Related query: Why would a word meaning "tongue,' after hundreds of years of passing from one language to another, end up meaning "language?"

Related investigations: Find the two meanings for the Spanish word "lengua."  Find out how French and Spanish are related.  What are their parent languages?  What languages do students in your class, their parents, grandparents, etc. speak?  Find out how to say father, mother, sister and brother in each.  Make a chart and see if students can make hypotheses about which languages are most closely related.

A Swahili Tongue Twister

Related discussion: Considering the wisdom of the proverb, brainstorm about things that take/took patience and perseverance to complete/accomplish - from a historical perspective and from a personal perspective.

Ken Ya Find El Ecuador?

Geography/Social Studies Connection: Time to get the globe out!  What other countries are intersected by the "ecuador?"  Consider climate and cultural differences between North America and these places.  Theorize why, despite the fact that they both straddle the equator, Ecuador and Kenya have snowcapped peaks.  Find these peaks on a map - or make maps, indicating the geographical and cultural things you have learned in your investigations of these countries.  Observe the often overlooked fact that Ecuador, on the West coast of South America and bordering the Pacific Ocean, is due south of Maryland and Washington, D.C., on the East coast of North America, bordering the Atlantic Ocean.

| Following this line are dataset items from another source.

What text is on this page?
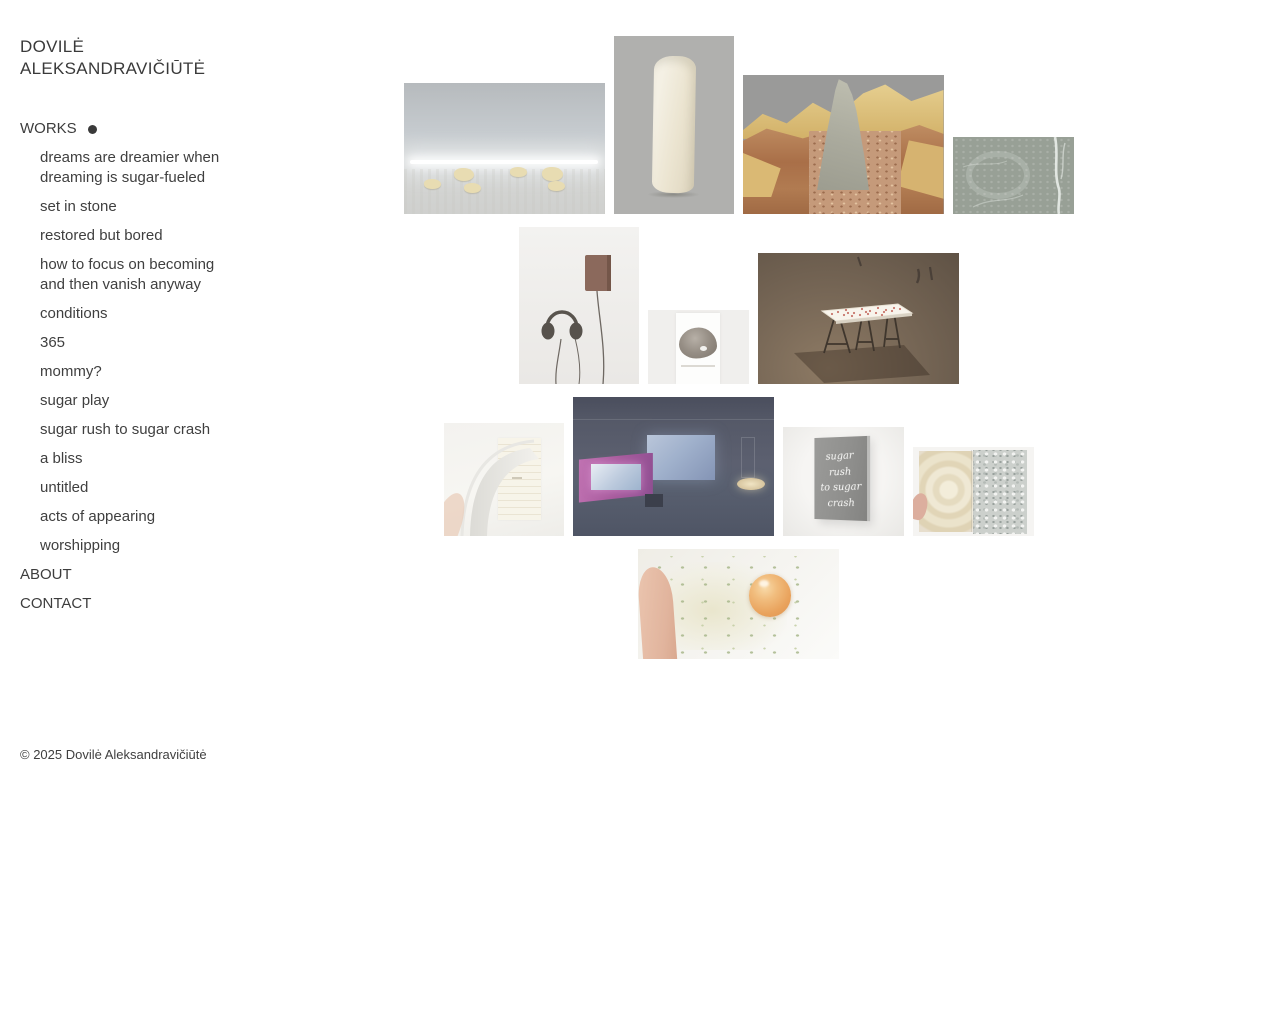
DOVILĖ
ALEKSANDRAVIČIŪTĖ
WORKS
dreams are dreamier when dreaming is sugar-fueled
set in stone
restored but bored
how to focus on becoming and then vanish anyway
conditions
365
mommy?
sugar play
sugar rush to sugar crash
a bliss
untitled
acts of appearing
worshipping
ABOUT
CONTACT
sugar
rush
to sugar
crash
© 2025 Dovilė Aleksandravičiūtė
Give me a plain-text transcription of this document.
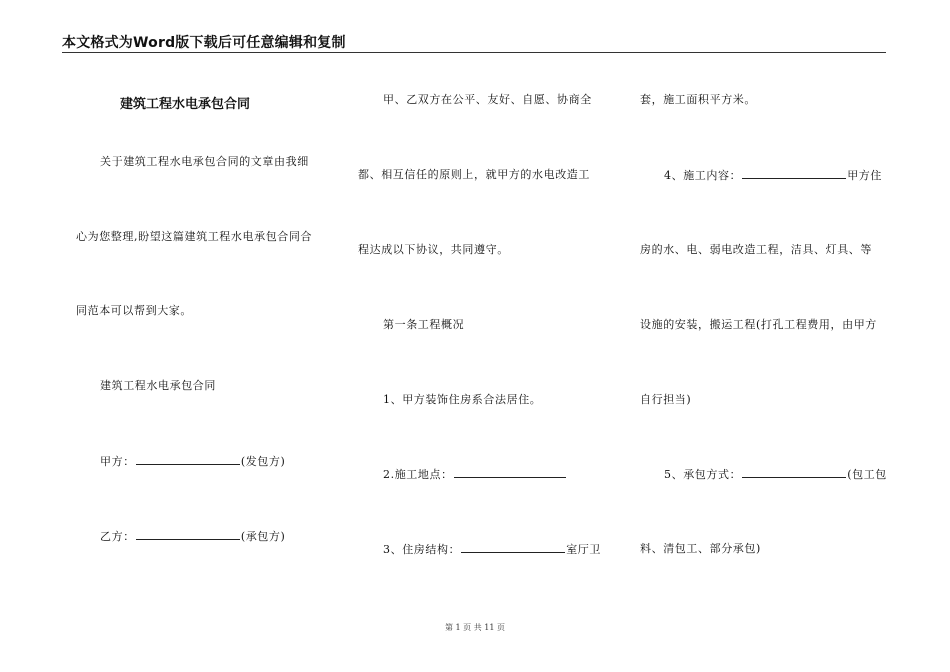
本文格式为Word版下载后可任意编辑和复制
建筑工程水电承包合同
关于建筑工程水电承包合同的文章由我细
心为您整理,盼望这篇建筑工程水电承包合同合
同范本可以帮到大家。
建筑工程水电承包合同
甲方：	(发包方)
乙方：	(承包方)
甲、乙双方在公平、友好、自愿、协商全
都、相互信任的原则上，就甲方的水电改造工
程达成以下协议，共同遵守。
第一条工程概况
1、甲方装饰住房系合法居住。
2.施工地点：
3、住房结构：	室厅卫
套，施工面积平方米。
4、施工内容：	甲方住
房的水、电、弱电改造工程，洁具、灯具、等
设施的安装，搬运工程(打孔工程费用，由甲方
自行担当)
5、承包方式：	(包工包
料、清包工、部分承包)
第 1 页 共 11 页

Foreign Language Connection: Challenge students to figure out the meanings (if they don't already know them) of the Spanish sentences in this section. [Translations: It's not difficult, is it?  They're the same (literally: similar) and different at the same time.  Non-Spanish speaking students should be able to make guesses somewhere in the ballpark due to all the cognates: diferente/different, similar/similar, tiempo/time (close to "tempo"), no/no, dificil/difficult.

Master of Many Tongues: Of course, the six different "languages" your students now "know" are the six different words for "language" in the various languages.  Reinforce their multilingualism with a simple matching exercise or, for fun, an oral flash quiz exercise. Can your class add to the list?